Simple Harmonic Motion (S.H.M.)
The motion which repeats itself after an equal interval of time is called periodic motion. The equal interval is called time period.
It is expressed in terms of circular sine or cosine functions. The simplest form of harmonic motion is called Simple Harmonic Motion. Reciprocating motion is an example of simple harmonic motion.

Simple harmonic motion can be expressed by the equation;
x = A sin ωt        or,    x = A cos ω ………………….eq.(i)

Consider, x = A sin ωt
Where, x = is the displacement
A = is the amplitude
ω = is the circular frequency
The motion will be repeated after every 2π/ω time, i.e. time period is equal to 2π/ω seconds.

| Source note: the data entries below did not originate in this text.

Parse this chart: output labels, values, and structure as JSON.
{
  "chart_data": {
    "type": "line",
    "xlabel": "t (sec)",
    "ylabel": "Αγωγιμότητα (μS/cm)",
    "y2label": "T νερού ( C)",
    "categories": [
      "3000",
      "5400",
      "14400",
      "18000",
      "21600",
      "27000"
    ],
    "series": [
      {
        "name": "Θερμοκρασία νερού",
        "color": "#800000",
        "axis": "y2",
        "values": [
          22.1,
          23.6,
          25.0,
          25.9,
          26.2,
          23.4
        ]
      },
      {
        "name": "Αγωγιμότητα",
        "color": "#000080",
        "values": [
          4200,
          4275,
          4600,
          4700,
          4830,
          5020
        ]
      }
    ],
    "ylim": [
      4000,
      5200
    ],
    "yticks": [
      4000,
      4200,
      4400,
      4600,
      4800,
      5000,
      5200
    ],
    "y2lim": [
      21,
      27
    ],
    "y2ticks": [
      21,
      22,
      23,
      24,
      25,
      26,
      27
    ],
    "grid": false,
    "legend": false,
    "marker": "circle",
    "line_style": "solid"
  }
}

The velocity and acceleration of harmonic motion are obtained by differentiating eq.(i) with respect to time.

velocity, ẋ = Aω cos ωt = Aω sin (ωt + π/2)
And, acceleration, ẍ = -Aω² sin ωt = Aω² cos (ωt + π/2)
= Aω² sin (ωt + π)

Thus, the acceleration in a simple harmonic motion is always proportional to its displacement from the mean position and directed towards the mean position.

Example: 01
A  S.H.M. has amplitude 3 cm and a period of 2 seconds. Determine the maximum velocity and acceleration.

Solution:
We have, x = A sin ωt,     ẋ = Aω sin (ωt + π/2),     ẍ = Aω² sin (ωt + π)
Given, A = 3 cm   and,
T = 2 sec = 2π/ω
ω = 2π/T = 2π/2 = π radian/sec.
Maximum velocity, max = Aω = 3 × π = 9.425 cm/sec.
And, Maximum acceleration = max = Aω² = 3 × π² = 29.609 cm/sec².

Example: 02
A harmonic motion has a frequency of 10 hertz and its maximum velocity is 2.5 m/sec. Determine its amplitude, period and maximum acceleration.

Solution:
Frequency, f = ω/2π Hz.
10 = ω/2π